可扩展的流式推荐动态嵌入大小搜索方法 (Scalable Dynamic Embedding Size Search for Streaming Recommendation)

Recommender systems typically represent users and items by learning their embeddings, which are usually set to uniform dimensions and dominate the model parameters. However, real-world recommender systems often operate in streaming recommendation scenarios, where the number of users and items continues to grow, leading to substantial storage resource consumption for these embeddings. Although a few methods attempt to mitigate this by employing embedding size search strategies to assign different embedding dimensions in streaming recommendations, they assume that the embedding size grows with the frequency of users/items, which eventually still exceeds the predefined memory budget over time. To address this issue, this paper proposes to learn Scalable Lightweight Embeddings for streaming recommendation, called SCALL, which can adaptively adjust the embedding sizes of users/items within a given memory budget over time. Specifically, we propose to sample embedding sizes from a probabilistic distribution, with the guarantee to meet any predefined memory budget. By fixing the memory budget, the proposed embedding size sampling strategy can increase and decrease the embedding sizes in accordance to the frequency of the corresponding users or items. Furthermore, we develop a reinforcement learning-based search paradigm that models each state with mean pooling to keep the length of the state vectors fixed, invariant to the changing number of users and items. As a result, the proposed method can provide embedding sizes to unseen users and items. Comprehensive empirical evaluations on two public datasets affirm the advantageous effectiveness of our proposed method.

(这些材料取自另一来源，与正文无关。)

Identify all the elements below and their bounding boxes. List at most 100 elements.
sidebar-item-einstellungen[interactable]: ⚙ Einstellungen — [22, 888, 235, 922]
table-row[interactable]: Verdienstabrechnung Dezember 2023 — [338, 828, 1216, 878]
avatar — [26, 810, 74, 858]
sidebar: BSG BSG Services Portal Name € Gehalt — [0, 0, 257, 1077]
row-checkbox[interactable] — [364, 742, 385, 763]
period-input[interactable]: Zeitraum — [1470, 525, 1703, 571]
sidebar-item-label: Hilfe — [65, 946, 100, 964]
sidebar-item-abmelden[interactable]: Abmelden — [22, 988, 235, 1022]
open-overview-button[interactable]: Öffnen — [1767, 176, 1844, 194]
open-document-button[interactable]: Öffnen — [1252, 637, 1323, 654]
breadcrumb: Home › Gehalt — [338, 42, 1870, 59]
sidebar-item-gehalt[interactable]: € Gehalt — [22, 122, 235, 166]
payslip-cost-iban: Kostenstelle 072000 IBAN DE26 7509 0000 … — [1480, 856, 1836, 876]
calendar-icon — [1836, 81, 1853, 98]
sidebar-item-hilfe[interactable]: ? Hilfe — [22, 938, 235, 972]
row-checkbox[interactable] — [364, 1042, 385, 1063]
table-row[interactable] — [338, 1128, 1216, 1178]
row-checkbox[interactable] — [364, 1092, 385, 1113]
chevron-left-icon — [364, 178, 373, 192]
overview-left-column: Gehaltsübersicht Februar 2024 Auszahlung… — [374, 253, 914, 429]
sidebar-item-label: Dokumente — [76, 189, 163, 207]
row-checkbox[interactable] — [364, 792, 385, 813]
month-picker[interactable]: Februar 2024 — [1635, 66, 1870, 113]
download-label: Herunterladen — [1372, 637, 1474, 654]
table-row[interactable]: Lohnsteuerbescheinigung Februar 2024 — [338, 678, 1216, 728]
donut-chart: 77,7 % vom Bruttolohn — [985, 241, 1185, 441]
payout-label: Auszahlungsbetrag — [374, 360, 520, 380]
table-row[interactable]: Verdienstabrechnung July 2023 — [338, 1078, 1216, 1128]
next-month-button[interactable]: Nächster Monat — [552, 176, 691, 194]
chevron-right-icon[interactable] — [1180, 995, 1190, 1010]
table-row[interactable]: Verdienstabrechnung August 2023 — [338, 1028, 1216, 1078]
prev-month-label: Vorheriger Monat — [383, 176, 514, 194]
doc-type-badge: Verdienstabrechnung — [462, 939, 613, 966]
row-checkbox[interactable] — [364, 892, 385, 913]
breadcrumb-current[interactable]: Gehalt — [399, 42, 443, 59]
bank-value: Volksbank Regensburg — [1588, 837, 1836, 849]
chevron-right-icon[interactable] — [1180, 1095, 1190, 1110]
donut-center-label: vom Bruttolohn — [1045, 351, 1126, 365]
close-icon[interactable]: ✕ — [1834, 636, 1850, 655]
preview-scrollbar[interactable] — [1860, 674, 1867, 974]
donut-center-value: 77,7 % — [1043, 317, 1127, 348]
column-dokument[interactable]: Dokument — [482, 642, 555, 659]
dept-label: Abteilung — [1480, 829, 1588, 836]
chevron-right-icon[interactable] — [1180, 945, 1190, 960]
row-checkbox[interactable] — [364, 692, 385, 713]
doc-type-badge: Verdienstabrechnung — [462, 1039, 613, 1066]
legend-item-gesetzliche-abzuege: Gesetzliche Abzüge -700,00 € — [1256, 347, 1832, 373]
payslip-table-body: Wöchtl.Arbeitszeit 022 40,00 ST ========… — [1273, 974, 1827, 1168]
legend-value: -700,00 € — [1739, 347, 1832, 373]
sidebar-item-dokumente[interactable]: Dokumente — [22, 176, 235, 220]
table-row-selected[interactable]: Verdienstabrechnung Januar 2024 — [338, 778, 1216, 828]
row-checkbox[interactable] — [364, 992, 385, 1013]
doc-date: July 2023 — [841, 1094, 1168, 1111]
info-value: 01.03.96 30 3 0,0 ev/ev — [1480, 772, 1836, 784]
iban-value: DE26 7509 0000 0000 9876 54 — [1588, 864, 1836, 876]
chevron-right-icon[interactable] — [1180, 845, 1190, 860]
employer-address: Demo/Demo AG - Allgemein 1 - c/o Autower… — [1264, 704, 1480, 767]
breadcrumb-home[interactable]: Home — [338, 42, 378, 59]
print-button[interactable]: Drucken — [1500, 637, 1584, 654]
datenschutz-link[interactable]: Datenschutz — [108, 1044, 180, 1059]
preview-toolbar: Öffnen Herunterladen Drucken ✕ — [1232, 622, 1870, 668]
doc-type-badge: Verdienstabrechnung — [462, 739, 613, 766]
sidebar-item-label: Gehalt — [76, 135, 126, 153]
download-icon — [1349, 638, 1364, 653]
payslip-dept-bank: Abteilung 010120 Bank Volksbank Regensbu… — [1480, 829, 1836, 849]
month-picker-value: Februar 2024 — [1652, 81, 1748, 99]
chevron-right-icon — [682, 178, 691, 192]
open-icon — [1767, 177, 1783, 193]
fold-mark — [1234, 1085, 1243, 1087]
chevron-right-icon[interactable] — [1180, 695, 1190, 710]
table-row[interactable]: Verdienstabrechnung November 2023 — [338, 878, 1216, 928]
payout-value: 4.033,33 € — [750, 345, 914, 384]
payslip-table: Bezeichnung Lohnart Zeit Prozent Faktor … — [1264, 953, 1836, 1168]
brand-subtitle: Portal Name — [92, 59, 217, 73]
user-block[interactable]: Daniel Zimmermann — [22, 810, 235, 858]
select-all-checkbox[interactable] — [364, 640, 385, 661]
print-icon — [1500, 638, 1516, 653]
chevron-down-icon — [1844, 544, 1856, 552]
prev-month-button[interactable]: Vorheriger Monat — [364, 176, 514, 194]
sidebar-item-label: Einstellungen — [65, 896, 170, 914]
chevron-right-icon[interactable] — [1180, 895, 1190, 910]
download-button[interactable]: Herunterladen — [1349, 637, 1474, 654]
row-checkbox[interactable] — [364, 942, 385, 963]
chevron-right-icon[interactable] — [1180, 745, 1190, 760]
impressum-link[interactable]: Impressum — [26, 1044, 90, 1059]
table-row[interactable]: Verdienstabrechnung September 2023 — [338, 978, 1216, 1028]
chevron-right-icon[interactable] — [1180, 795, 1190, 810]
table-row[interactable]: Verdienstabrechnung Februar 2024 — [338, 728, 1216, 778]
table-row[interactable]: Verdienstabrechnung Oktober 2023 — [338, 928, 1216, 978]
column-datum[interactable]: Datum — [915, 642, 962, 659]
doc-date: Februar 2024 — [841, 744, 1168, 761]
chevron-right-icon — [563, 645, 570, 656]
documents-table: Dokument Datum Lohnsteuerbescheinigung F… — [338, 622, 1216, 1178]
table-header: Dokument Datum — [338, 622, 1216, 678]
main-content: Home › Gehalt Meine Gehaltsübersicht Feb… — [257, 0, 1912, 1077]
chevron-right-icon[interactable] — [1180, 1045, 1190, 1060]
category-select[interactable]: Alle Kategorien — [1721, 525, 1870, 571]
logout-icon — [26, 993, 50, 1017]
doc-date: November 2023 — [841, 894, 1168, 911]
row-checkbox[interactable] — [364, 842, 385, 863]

翻译：推荐系统通常通过学习用户和物品的嵌入向量来表示它们，这些嵌入向量通常被设置为统一维度并主导模型参数。然而，现实中的推荐系统往往在流式推荐场景下运行，其中用户和物品的数量持续增长，导致这些嵌入向量消耗大量存储资源。尽管已有少数方法尝试通过采用嵌入大小搜索策略为流式推荐分配不同的嵌入维度来缓解这一问题，但它们假设嵌入大小随用户/物品的出现频率增长，这最终仍会随时间推移超出预定义的内存预算。为解决此问题，本文提出一种用于流式推荐的可扩展轻量级嵌入学习方法，称为SCALL，该方法能够随时间推移在给定内存预算内自适应调整用户/物品的嵌入大小。具体而言，我们提出从概率分布中采样嵌入大小，并保证满足任何预定义的内存预算。通过固定内存预算，所提出的嵌入大小采样策略可以根据相应用户或物品的出现频率增加或减少嵌入大小。此外，我们开发了一种基于强化学习的搜索范式，该范式通过均值池化对每个状态进行建模，以保持状态向量的长度固定，不随用户和物品数量的变化而改变。因此，所提出的方法能够为未见过的用户和物品提供嵌入大小。在两个公开数据集上的全面实证评估证实了我们所提方法的优越有效性。